Mr McConnell had already delayed a vote on the Bill earlier this week after Senator John McCain unexpectedly underwent surgery, prompting his absence from Congress.

Bill changes

Mr Mc Connell, the top-ranking Republican in the Senate, unveiled the latest version of the new healthcare proposal last Thursday. It made significant changes to the previous version of the Bill. Two taxes on high-income earners which had been abolished in the original draft were restored - a 3.8 per cent tax on investment income and a 0.9 per cent charge on income. The new proposal also offered $45 million extra in funding for the opioid crisis and $70 billion to help states reduce premiums.

While both measures were designed to placate those senators worried that the impact of the Republican plan to repeal and replace Obamacare on lower-income Americans, the proposal will still hit poorer Americans hardest according to critics of the Bill.

In particular, opponents criticised moves to include a version of a proposal by Republican senator Ted Cruz that would allow insurers to sell plans that don’t comply with the Obamacare requirements if they also offer plans that do.

In a statement on Monday, Mr Moran said that the senate proposal “fails to repeal the Affordable Care Act or address healthcare’s rising costs.
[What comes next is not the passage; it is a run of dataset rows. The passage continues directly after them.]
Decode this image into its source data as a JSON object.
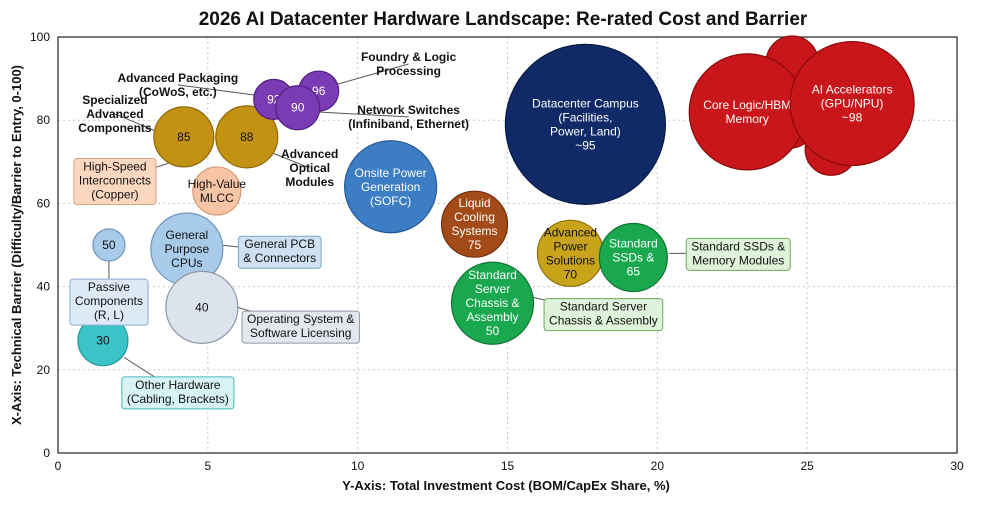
{
  "chart_data": {
    "type": "scatter",
    "title": "2026 AI Datacenter Hardware Landscape: Re-rated Cost and Barrier",
    "xlabel": "Y-Axis: Total Investment Cost (BOM/CapEx Share, %)",
    "ylabel": "X-Axis: Technical Barrier (Difficulty/Barrier to Entry, 0-100)",
    "xlim": [
      0,
      30
    ],
    "ylim": [
      0,
      100
    ],
    "xticks": [
      0,
      5,
      10,
      15,
      20,
      25,
      30
    ],
    "yticks": [
      0,
      20,
      40,
      60,
      80,
      100
    ],
    "x_tick_labels": [
      "0",
      "5",
      "10",
      "15",
      "20",
      "25",
      "30"
    ],
    "y_tick_labels": [
      "0",
      "20",
      "40",
      "60",
      "80",
      "100"
    ],
    "grid": true,
    "bubbles": [
      {
        "x": 1.7,
        "y": 50,
        "r": 16,
        "color": "#a9cbea",
        "stroke": "#6f95bb",
        "text_color": "#111111",
        "label_lines": [
          "50"
        ]
      },
      {
        "x": 1.5,
        "y": 27,
        "r": 25,
        "color": "#3cc3c8",
        "stroke": "#23979b",
        "text_color": "#111111",
        "label_lines": [
          "30"
        ]
      },
      {
        "x": 4.3,
        "y": 49,
        "r": 36,
        "color": "#a9cbea",
        "stroke": "#6f95bb",
        "text_color": "#111111",
        "label_lines": [
          "General",
          "Purpose",
          "CPUs"
        ]
      },
      {
        "x": 4.8,
        "y": 35,
        "r": 36,
        "color": "#dbe3ec",
        "stroke": "#8e99a6",
        "text_color": "#111111",
        "label_lines": [
          "40"
        ]
      },
      {
        "x": 5.3,
        "y": 63,
        "r": 24,
        "color": "#f7c5a6",
        "stroke": "#d69a72",
        "text_color": "#111111",
        "label_lines": [
          "High-Value",
          "MLCC"
        ]
      },
      {
        "x": 4.2,
        "y": 76,
        "r": 30,
        "color": "#c49212",
        "stroke": "#8d680a",
        "text_color": "#111111",
        "label_lines": [
          "85"
        ]
      },
      {
        "x": 6.3,
        "y": 76,
        "r": 31,
        "color": "#c49212",
        "stroke": "#8d680a",
        "text_color": "#111111",
        "label_lines": [
          "88"
        ]
      },
      {
        "x": 7.2,
        "y": 85,
        "r": 20,
        "color": "#7b3bb5",
        "stroke": "#542180",
        "text_color": "#ffffff",
        "label_lines": [
          "92"
        ]
      },
      {
        "x": 8.7,
        "y": 87,
        "r": 20,
        "color": "#7b3bb5",
        "stroke": "#542180",
        "text_color": "#ffffff",
        "label_lines": [
          "96"
        ]
      },
      {
        "x": 8.0,
        "y": 83,
        "r": 22,
        "color": "#7b3bb5",
        "stroke": "#542180",
        "text_color": "#ffffff",
        "label_lines": [
          "90"
        ]
      },
      {
        "x": 11.1,
        "y": 64,
        "r": 46,
        "color": "#3d7dc4",
        "stroke": "#245a96",
        "text_color": "#ffffff",
        "label_lines": [
          "Onsite Power",
          "Generation",
          "(SOFC)"
        ]
      },
      {
        "x": 13.9,
        "y": 55,
        "r": 33,
        "color": "#a34b18",
        "stroke": "#6f300c",
        "text_color": "#ffffff",
        "label_lines": [
          "Liquid",
          "Cooling",
          "Systems",
          "75"
        ]
      },
      {
        "x": 17.1,
        "y": 48,
        "r": 33,
        "color": "#c9a31a",
        "stroke": "#8d710b",
        "text_color": "#111111",
        "label_lines": [
          "Advanced",
          "Power",
          "Solutions",
          "70"
        ]
      },
      {
        "x": 19.2,
        "y": 47,
        "r": 34,
        "color": "#1aa84f",
        "stroke": "#107534",
        "text_color": "#ffffff",
        "label_lines": [
          "Standard",
          "SSDs &",
          "65"
        ]
      },
      {
        "x": 14.5,
        "y": 36,
        "r": 41,
        "color": "#1aa84f",
        "stroke": "#107534",
        "text_color": "#ffffff",
        "label_lines": [
          "Standard",
          "Server",
          "Chassis &",
          "Assembly",
          "50"
        ]
      },
      {
        "x": 17.6,
        "y": 79,
        "r": 80,
        "color": "#0f2a66",
        "stroke": "#071a45",
        "text_color": "#ffffff",
        "label_lines": [
          "Datacenter Campus",
          "(Facilities,",
          "Power, Land)",
          "~95"
        ]
      },
      {
        "x": 24.5,
        "y": 94,
        "r": 26,
        "color": "#c9161a",
        "stroke": "#8a0a0d",
        "text_color": "#ffffff",
        "label_lines": []
      },
      {
        "x": 24.4,
        "y": 80,
        "r": 28,
        "color": "#c9161a",
        "stroke": "#8a0a0d",
        "text_color": "#ffffff",
        "label_lines": []
      },
      {
        "x": 25.8,
        "y": 73,
        "r": 26,
        "color": "#c9161a",
        "stroke": "#8a0a0d",
        "text_color": "#ffffff",
        "label_lines": []
      },
      {
        "x": 23.0,
        "y": 82,
        "r": 58,
        "color": "#c9161a",
        "stroke": "#8a0a0d",
        "text_color": "#ffffff",
        "label_lines": [
          "Core Logic/HBM",
          "Memory"
        ]
      },
      {
        "x": 26.5,
        "y": 84,
        "r": 62,
        "color": "#c9161a",
        "stroke": "#8a0a0d",
        "text_color": "#ffffff",
        "label_lines": [
          "AI Accelerators",
          "(GPU/NPU)",
          "~98"
        ]
      }
    ],
    "callouts": [
      {
        "text_lines": [
          "Foundry & Logic",
          "Processing"
        ],
        "x": 11.7,
        "y": 93.5,
        "boxed": false,
        "bold": true,
        "anchor": "middle",
        "fill": "none",
        "stroke": "none",
        "line_to": [
          9.0,
          88
        ]
      },
      {
        "text_lines": [
          "Advanced Packaging",
          "(CoWoS, etc.)"
        ],
        "x": 4.0,
        "y": 88.5,
        "boxed": false,
        "bold": true,
        "anchor": "middle",
        "fill": "none",
        "stroke": "none",
        "line_to": [
          6.6,
          86
        ]
      },
      {
        "text_lines": [
          "Network Switches",
          "(Infiniband, Ethernet)"
        ],
        "x": 11.7,
        "y": 80.8,
        "boxed": false,
        "bold": true,
        "anchor": "middle",
        "fill": "none",
        "stroke": "none",
        "line_to": [
          8.6,
          82
        ]
      },
      {
        "text_lines": [
          "Specialized",
          "Advanced",
          "Components"
        ],
        "x": 1.9,
        "y": 81.5,
        "boxed": false,
        "bold": true,
        "anchor": "middle",
        "fill": "none",
        "stroke": "none",
        "line_to": [
          3.4,
          77
        ]
      },
      {
        "text_lines": [
          "Advanced",
          "Optical",
          "Modules"
        ],
        "x": 8.4,
        "y": 68.5,
        "boxed": false,
        "bold": true,
        "anchor": "middle",
        "fill": "none",
        "stroke": "none",
        "line_to": [
          7.2,
          72
        ]
      },
      {
        "text_lines": [
          "High-Speed",
          "Interconnects",
          "(Copper)"
        ],
        "x": 1.9,
        "y": 65.5,
        "boxed": true,
        "bold": false,
        "anchor": "middle",
        "fill": "#fbd7bf",
        "stroke": "#d9a47f",
        "line_to": [
          4.7,
          72
        ]
      },
      {
        "text_lines": [
          "General PCB",
          "& Connectors"
        ],
        "x": 7.4,
        "y": 48.5,
        "boxed": true,
        "bold": false,
        "anchor": "middle",
        "fill": "#cfe0f3",
        "stroke": "#7ea3c9",
        "line_to": [
          5.4,
          50
        ]
      },
      {
        "text_lines": [
          "Passive",
          "Components",
          "(R, L)"
        ],
        "x": 1.7,
        "y": 36.5,
        "boxed": true,
        "bold": false,
        "anchor": "middle",
        "fill": "#dde9f7",
        "stroke": "#8aaed4",
        "line_to": [
          1.7,
          46
        ]
      },
      {
        "text_lines": [
          "Operating System &",
          "Software Licensing"
        ],
        "x": 8.1,
        "y": 30.5,
        "boxed": true,
        "bold": false,
        "anchor": "middle",
        "fill": "#e3e8ee",
        "stroke": "#8e99a6",
        "line_to": [
          6.0,
          35
        ]
      },
      {
        "text_lines": [
          "Other Hardware",
          "(Cabling, Brackets)"
        ],
        "x": 4.0,
        "y": 14.7,
        "boxed": true,
        "bold": false,
        "anchor": "middle",
        "fill": "#d8f3f4",
        "stroke": "#45b8bd",
        "line_to": [
          2.2,
          23
        ]
      },
      {
        "text_lines": [
          "Standard Server",
          "Chassis & Assembly"
        ],
        "x": 18.2,
        "y": 33.5,
        "boxed": true,
        "bold": false,
        "anchor": "middle",
        "fill": "#dff2da",
        "stroke": "#6aaa5c",
        "line_to": [
          15.5,
          38
        ]
      },
      {
        "text_lines": [
          "Standard SSDs &",
          "Memory Modules"
        ],
        "x": 22.7,
        "y": 48,
        "boxed": true,
        "bold": false,
        "anchor": "middle",
        "fill": "#dff2da",
        "stroke": "#6aaa5c",
        "line_to": [
          20.4,
          48
        ]
      }
    ]
  }
}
For the same reasons I could not support the previous version of this Bill, I cannot support this one.”

Vermont senator Bernie Sanders welcomed the development. “I’m delighted to see the disastrous Republican healthcare plan won’t succeed - a victory for the millions who stood up and fought back,” he said on twitter.

“The American people want to proceed to health care for all, not see 22 million Americans thrown off the health care they currently have.”

Despite their visceral opposition to president Obama’s Affordable Care Act over the past seven years, the Republican Party has been struggling to forge a united position on how best to replace it. Both the conservative wing of the party and the more liberal members are unhappy with the proposal put forward by Mr McConnell, with conservatives believing it does not go far enough to repeal Obamacare, and liberals fearful of the impact it will have on poor members of their constituencies.